El día clarea un poco más y la casa se encuentra de pronto sola. Ella trata de salir bajo cualquier pretexto, pues sabe que si se queda, el hoyo negro que es el cuidado de su casa, irremediablemente se la va a tragar y entonces no tendrá más remedio que dedicarle otro eterno par de horas, a labores tediosamente domésticas.  El escenario es escalofriante, por el peligro que representa; el peligro de malgastar minutos, horas, su vida entera, en hacer que su casa se vea bien... maldiciendo en voz baja a todas esas mujeres que sí salen y se van a trabajar todo el día, y reciben un sueldo y son respetadas por la sociedad; el peligro de enfrentarse con esta realidad y sucumbir al deprimente peso de su injusta calificación universal; el verse así, expuesta hacia sí misma, día tras día, año tras año, su reflejo en el espejo acusándola constantemente: -y todo lo que pudieras haber sido....-. Hay veces que el prospecto de semejante batalla consigo misma es tan pesado, que mejor se postra en el sillón, enciende la televisión y se deja ir.... como el adicto con su heroína, dejando que su mente se vacíe de todo pensamiento, sucumbiendo al sueño del que está despierto haciendo nada. A veces incluso, quedándose dormida. Y así pasan, más minutos y más horas, pero ya no importa porque ella ya no está ahi, en su casa; está en un limbo momentáneo, permitiendo que su ser reestablezca algo de la energía perdida durante la noche, y el día anterior, y la semana completa, y......
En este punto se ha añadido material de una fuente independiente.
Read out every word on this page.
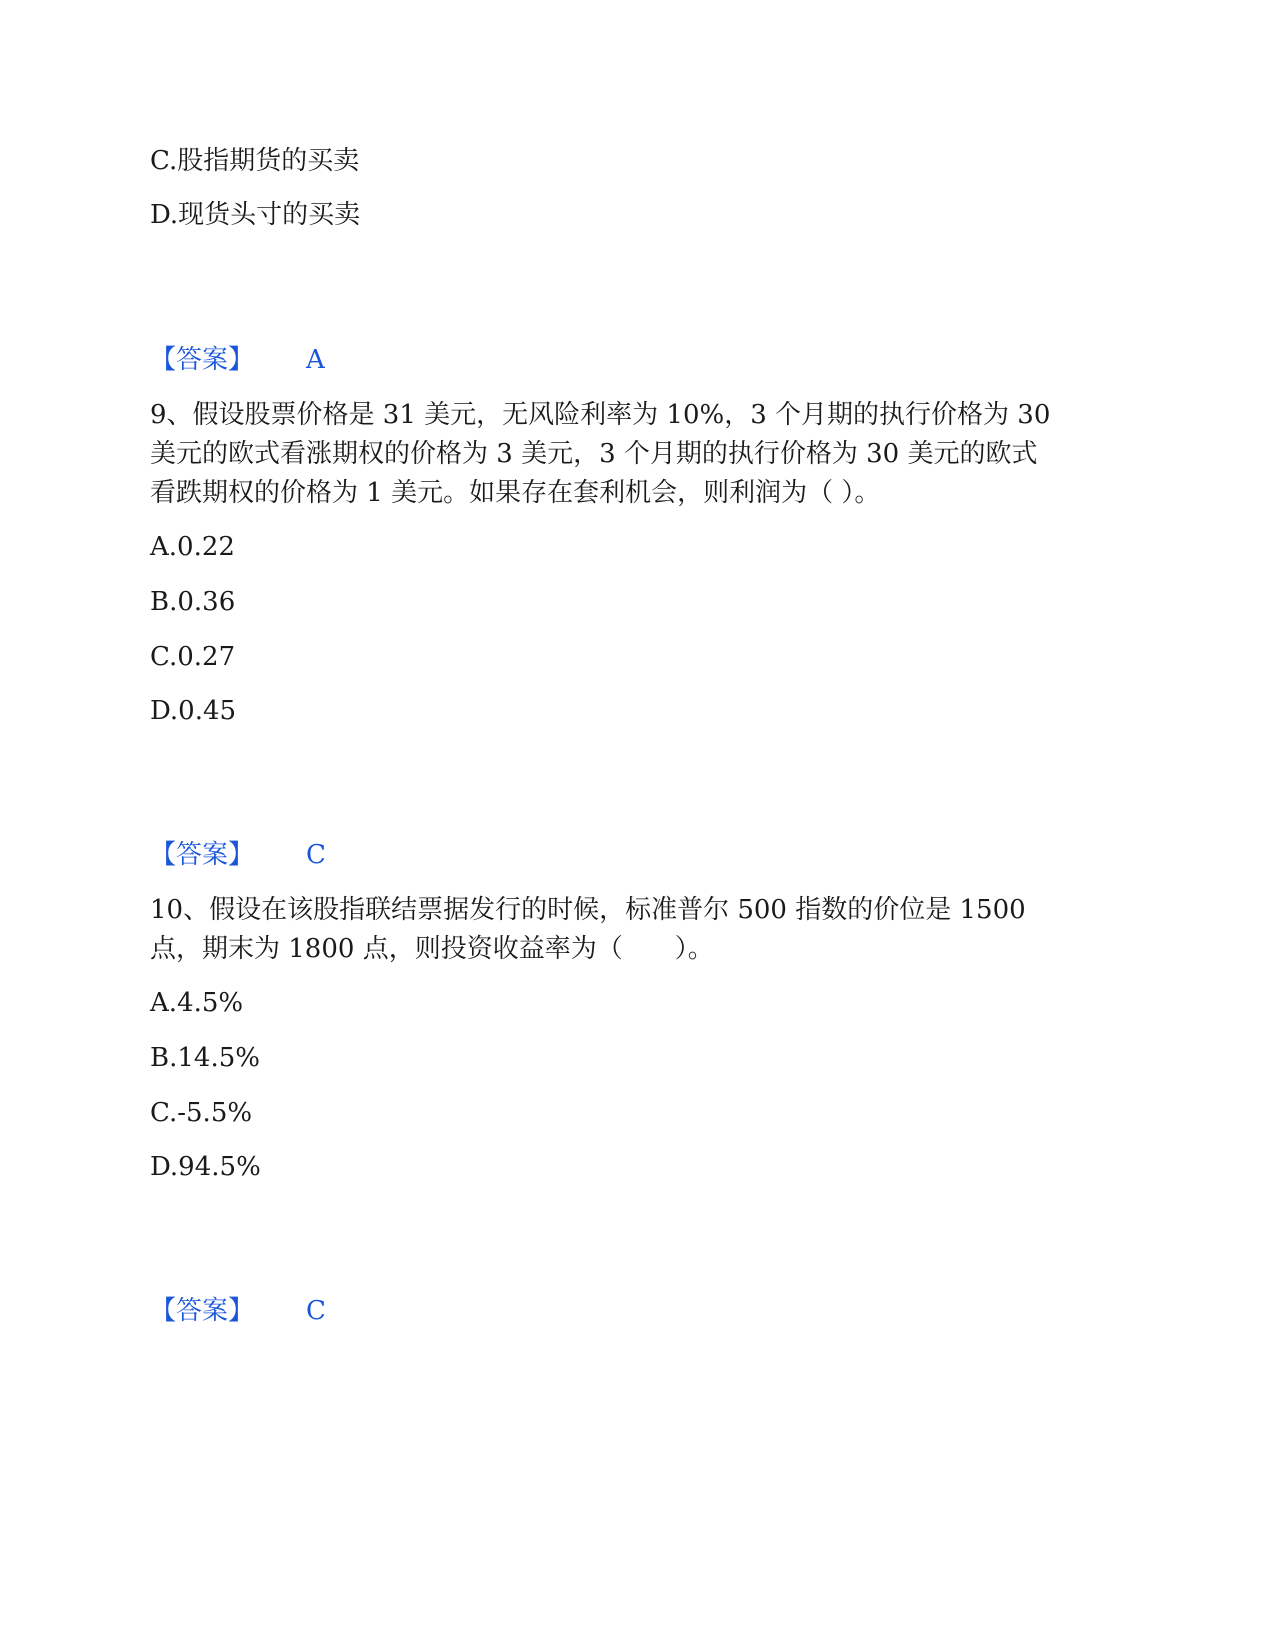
C.股指期货的买卖
D.现货头寸的买卖
【答案】 A
9、假设股票价格是 31 美元，无风险利率为 10%，3 个月期的执行价格为 30
美元的欧式看涨期权的价格为 3 美元，3 个月期的执行价格为 30 美元的欧式
看跌期权的价格为 1 美元。如果存在套利机会，则利润为（ ）。
A.0.22
B.0.36
C.0.27
D.0.45
【答案】 C
10、假设在该股指联结票据发行的时候，标准普尔 500 指数的价位是 1500
点，期末为 1800 点，则投资收益率为（　　）。
A.4.5%
B.14.5%
C.-5.5%
D.94.5%
【答案】 C
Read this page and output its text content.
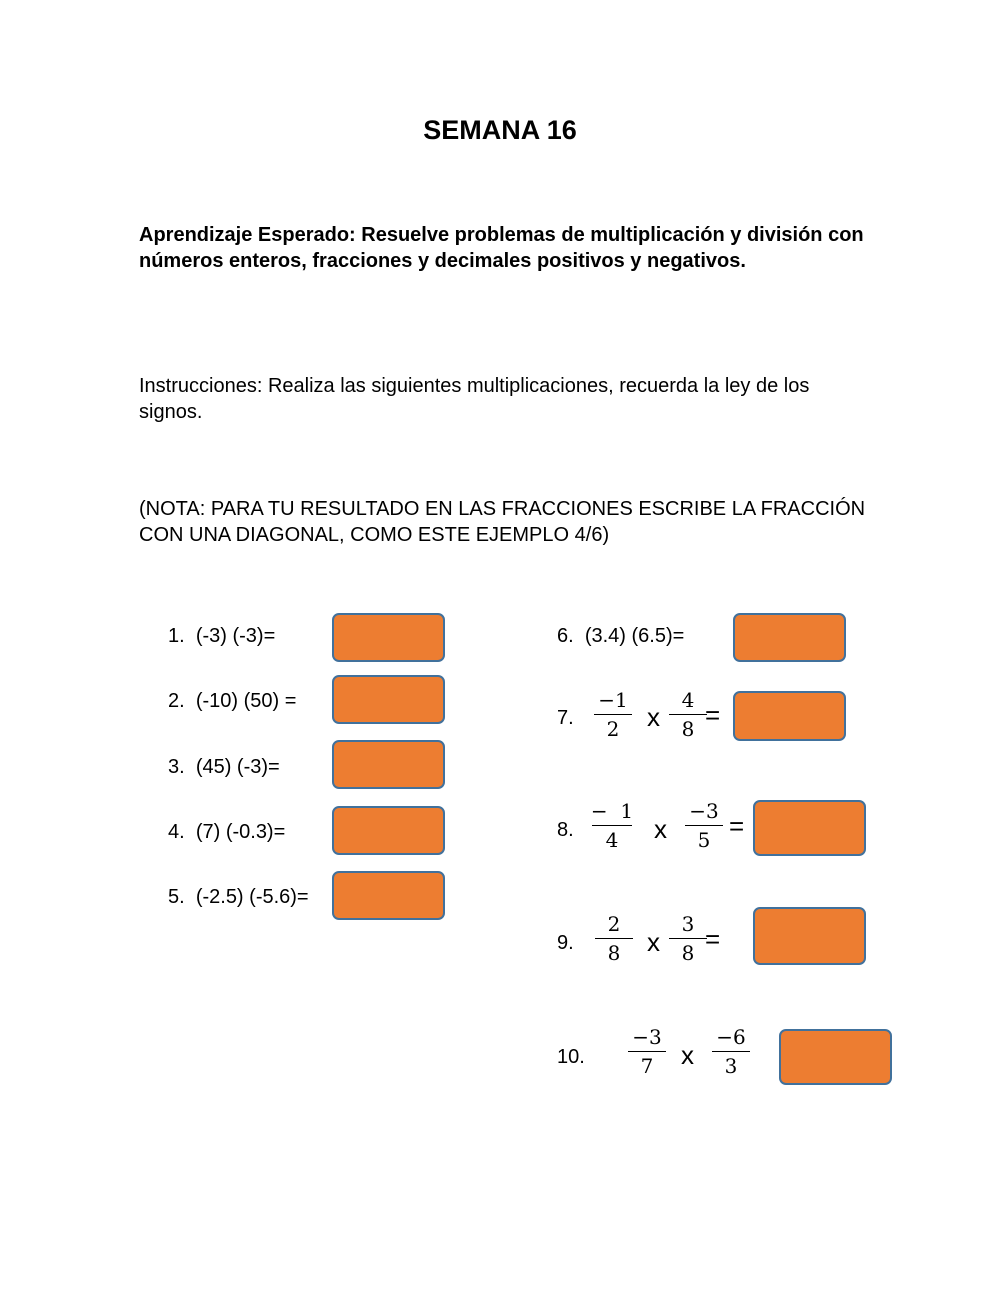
SEMANA 16
Aprendizaje Esperado: Resuelve problemas de multiplicación y división con números enteros, fracciones y decimales positivos y negativos.
Instrucciones: Realiza las siguientes multiplicaciones, recuerda la ley de los signos.
(NOTA: PARA TU RESULTADO EN LAS FRACCIONES ESCRIBE LA FRACCIÓN CON UNA DIAGONAL, COMO ESTE EJEMPLO 4/6)
1. (-3) (-3)=
2. (-10) (50) =
3. (45) (-3)=
4. (7) (-0.3)=
5. (-2.5) (-5.6)=
6. (3.4) (6.5)=
7.
−1
2	x
4
8 =
8.
−  1
4	x
−3
5 =
9.
2
8	x
3
8 =
10.
−3
7	x
−6
3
Los días que sale suelen ser mejores, si tan solo por el simple hecho de sentir que hay un propósito en su ir y venir. -Si trabajara, definitivamente lo haría fuera de mi casa- se dice a menudo a sí misma. No que importe, porque la realidad nos avienta los prospectos sin previo aviso, rotundamente específicos y sin posibilidad de modificación. Pero es parte de su naturaleza eso de soñar despierta y entonces imagina que todo lo que su artista interior ve, todas esas imágenes que se le atraviesan de vez en cuando, cuando la luz y el ángulo son perfectos, todas esas líneas que piensa cuando en su mente hay paz, que se forman a veces como canciones y otras como tratados sobre cosas que la mueven a opinar apasionadamente, esas notas que se despegan del chicle mental y se acomodan, asombrosamente, en un orden casi perfecto y le incitan a tararear, melodía y armonía al mismo tiempo, los planos detallados y bien trazados del futuro de sus hijos, todas esas cosas que ve entonces, imagina que son parte de un libro, su libro, su creación; algo que es tan hermoso que merece  ser visto y compartido por cientos, miles, millones de personas. Y entonces ya su vida tuvo sentido. Entonces ya pagó su deuda con el cosmos y su lugar en él y contribuyó, consecuentemente, desde su propio material y calidad humanos. En días así, suele sonreir, sola en el coche, imaginando qué grato sería el ser, así reconocida, como las heroínas silenciosas de la historia; aquellas que han hecho y formado belleza, en personas y en cosas, las que han nutrido y fertilizado cambios, bienestar, sobrevivientes, las que han hecho a los hombres cambiar de opinión y no tener más miedo unos de otros.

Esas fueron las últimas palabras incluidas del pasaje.